Как водится, поговорили у нас в селе о нем, посудачили, поахали, а потом понемногу и забывать стали. Что ж, дело житейское, — с глаз долой, из сердца вон. Одна я о нем позабыть не могу. Дня не проходит, чтоб не вспомнила, не подумала бы; что-то с ним, каково ему?
Бывало, иду по улице, услышу шаги за спиной, обернусь мигом — не он ли?
Уж ребята повыросли, школу окончили, дочь в техникум фармацевтический поступила, а я, как ни стараюсь, не могу его из души вырвать.
Мать ворчит на меня:
— Ты что, обет на себя приняла? Пока еще не совсем состарилась, подумай о том, как тебе жизнь устроить.
А я только отмахиваюсь. Никто мне не мил, ни на кого глядеть не хочу. Все чего-то жду, на что-то надеюсь…
Как-то по душам с Петуховым побеседовала, с бывшим директором МТС, он теперь у нас РТС заправляет.
— Какой комбайнер был, какие руки! — говорит.
— Да, — отвечаю, — второго поискать.
А он мне в ответ:
— Никогда у меня в партийном деле выговора не было, я себе сам его записал, потому что я один во всем виноват.
— Чем же? — спрашиваю.
— Я его много старше был, сам должен был тогда понять, чем это все кончится. Надо было вовремя на него повлиять, эгоизм да зазнайство его сдержать, а я только об одном думал: вот какого орла вырастил, и моя заслуга в этом, не чья-нибудь, а моя! Я из него героя растил, во всем ему потакал, а в душу так и не догадался заглянуть.
— И я виноватая, — говорю. — Мне бы его удержать, помочь бы, а я его своей рукой оттолкнула…

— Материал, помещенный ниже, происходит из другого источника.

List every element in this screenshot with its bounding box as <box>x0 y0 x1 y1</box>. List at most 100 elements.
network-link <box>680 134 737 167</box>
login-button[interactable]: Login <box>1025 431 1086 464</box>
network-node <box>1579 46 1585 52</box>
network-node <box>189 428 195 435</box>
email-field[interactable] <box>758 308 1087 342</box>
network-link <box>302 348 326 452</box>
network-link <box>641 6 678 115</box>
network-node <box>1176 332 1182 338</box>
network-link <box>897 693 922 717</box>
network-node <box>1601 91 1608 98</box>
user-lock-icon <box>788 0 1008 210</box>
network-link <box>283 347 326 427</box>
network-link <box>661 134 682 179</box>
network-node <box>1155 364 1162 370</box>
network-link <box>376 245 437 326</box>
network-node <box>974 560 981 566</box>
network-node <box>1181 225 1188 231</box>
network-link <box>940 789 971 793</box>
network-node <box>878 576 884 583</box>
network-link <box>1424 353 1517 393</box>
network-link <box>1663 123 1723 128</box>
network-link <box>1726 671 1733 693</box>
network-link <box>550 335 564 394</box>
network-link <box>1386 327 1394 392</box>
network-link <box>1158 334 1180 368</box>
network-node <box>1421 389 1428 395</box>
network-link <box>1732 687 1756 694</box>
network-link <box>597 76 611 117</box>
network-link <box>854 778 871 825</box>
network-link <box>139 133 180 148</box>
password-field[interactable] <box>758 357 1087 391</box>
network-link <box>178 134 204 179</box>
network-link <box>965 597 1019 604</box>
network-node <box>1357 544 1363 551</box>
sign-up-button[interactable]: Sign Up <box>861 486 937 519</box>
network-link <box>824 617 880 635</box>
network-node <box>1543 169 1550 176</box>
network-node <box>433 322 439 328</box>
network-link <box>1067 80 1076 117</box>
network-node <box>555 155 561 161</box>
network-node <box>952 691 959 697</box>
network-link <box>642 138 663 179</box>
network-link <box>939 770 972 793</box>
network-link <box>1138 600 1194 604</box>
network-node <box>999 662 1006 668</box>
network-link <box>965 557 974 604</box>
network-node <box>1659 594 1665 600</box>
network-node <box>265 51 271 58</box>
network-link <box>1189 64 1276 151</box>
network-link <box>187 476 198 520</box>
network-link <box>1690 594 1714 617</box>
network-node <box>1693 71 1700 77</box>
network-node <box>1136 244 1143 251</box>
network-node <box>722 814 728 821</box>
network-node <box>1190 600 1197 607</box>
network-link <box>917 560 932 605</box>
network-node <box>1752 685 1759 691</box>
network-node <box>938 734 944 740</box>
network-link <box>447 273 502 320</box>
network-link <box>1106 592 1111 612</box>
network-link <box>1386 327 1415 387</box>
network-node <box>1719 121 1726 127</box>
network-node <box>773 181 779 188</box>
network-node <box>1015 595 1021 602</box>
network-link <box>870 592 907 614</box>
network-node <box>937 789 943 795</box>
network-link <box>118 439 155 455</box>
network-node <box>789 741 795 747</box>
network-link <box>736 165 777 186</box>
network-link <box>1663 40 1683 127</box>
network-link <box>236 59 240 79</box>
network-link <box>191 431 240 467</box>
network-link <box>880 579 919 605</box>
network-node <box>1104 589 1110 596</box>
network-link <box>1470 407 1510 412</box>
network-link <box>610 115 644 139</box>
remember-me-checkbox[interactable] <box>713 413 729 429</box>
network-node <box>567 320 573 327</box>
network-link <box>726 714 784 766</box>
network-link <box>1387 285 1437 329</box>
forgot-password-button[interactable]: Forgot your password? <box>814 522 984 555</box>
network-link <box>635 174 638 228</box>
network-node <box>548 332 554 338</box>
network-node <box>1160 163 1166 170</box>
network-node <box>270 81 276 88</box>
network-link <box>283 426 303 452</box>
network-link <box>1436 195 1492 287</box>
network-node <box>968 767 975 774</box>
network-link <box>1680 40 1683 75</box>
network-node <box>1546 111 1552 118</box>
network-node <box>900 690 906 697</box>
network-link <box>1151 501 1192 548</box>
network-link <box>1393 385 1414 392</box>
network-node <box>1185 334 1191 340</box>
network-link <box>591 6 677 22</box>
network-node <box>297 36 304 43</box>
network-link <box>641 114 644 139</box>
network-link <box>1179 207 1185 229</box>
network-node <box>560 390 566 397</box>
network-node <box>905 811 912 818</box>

Но, как говорится, чему быть, того не миновать. Поехали с нашей РТС четверо комбайнеров в уральский колхоз на помощь, у нас с этим колхозом договоренность была, каждую осень от нас механизаторы к ним на уборку ездили. Поехали, стало быть, они, и вдруг, недели через две, один из них матери письмо присылает, и между прочим пишет: «Здесь, в соседнем совхозе, по слухам, наш земляк работает», ну и называет Виктора по фамилии. Только пишет, что он его не видел, потому Виктор, говорят, болеет…
Прослышала я про это, бросилась к Петухову. А он мне сразу же:
— Поезжай, Ксюша, узнай, что там с ним…
Я собралась, поехала. Сперва в этот самый колхоз, а оттуда уже в тот совхоз, где Виктор работал. Но его не застала, — оказывается, в больнице, в районе.
Я — в больницу, в приемный покой.
— Есть у вас такой-то?
— Есть, в терапевтическом отделении лежит.
— Что с ним?
— Тяжелый артрит, — говорят и поясняют: — Острое костное заболевание.
Неприемный час был, доктора отделение обходили, потому меня сразу и пускать не захотели. Пришлось обождать.
Что только я за эти часы передумала, что пережила, словами и не перескажешь. До того задумалась, что сестре медицинской несколько раз меня окликнуть пришлось, пока я услышала.
— Идемте, — говорит. — Халат возьмите в раздевалке — и на второй этаж.
Я его сразу и не признала. Если бы сестра не показала его мне, ввек не узнала бы. Лежит на койке, у окна, маленький, ссохшийся, словно головешка, лицо с кулачок и шея тонкая-тонкая.
Подошла я к нему, он голову повернул.
— Ты? — спрашивает. — Неужто ты, Ксюша?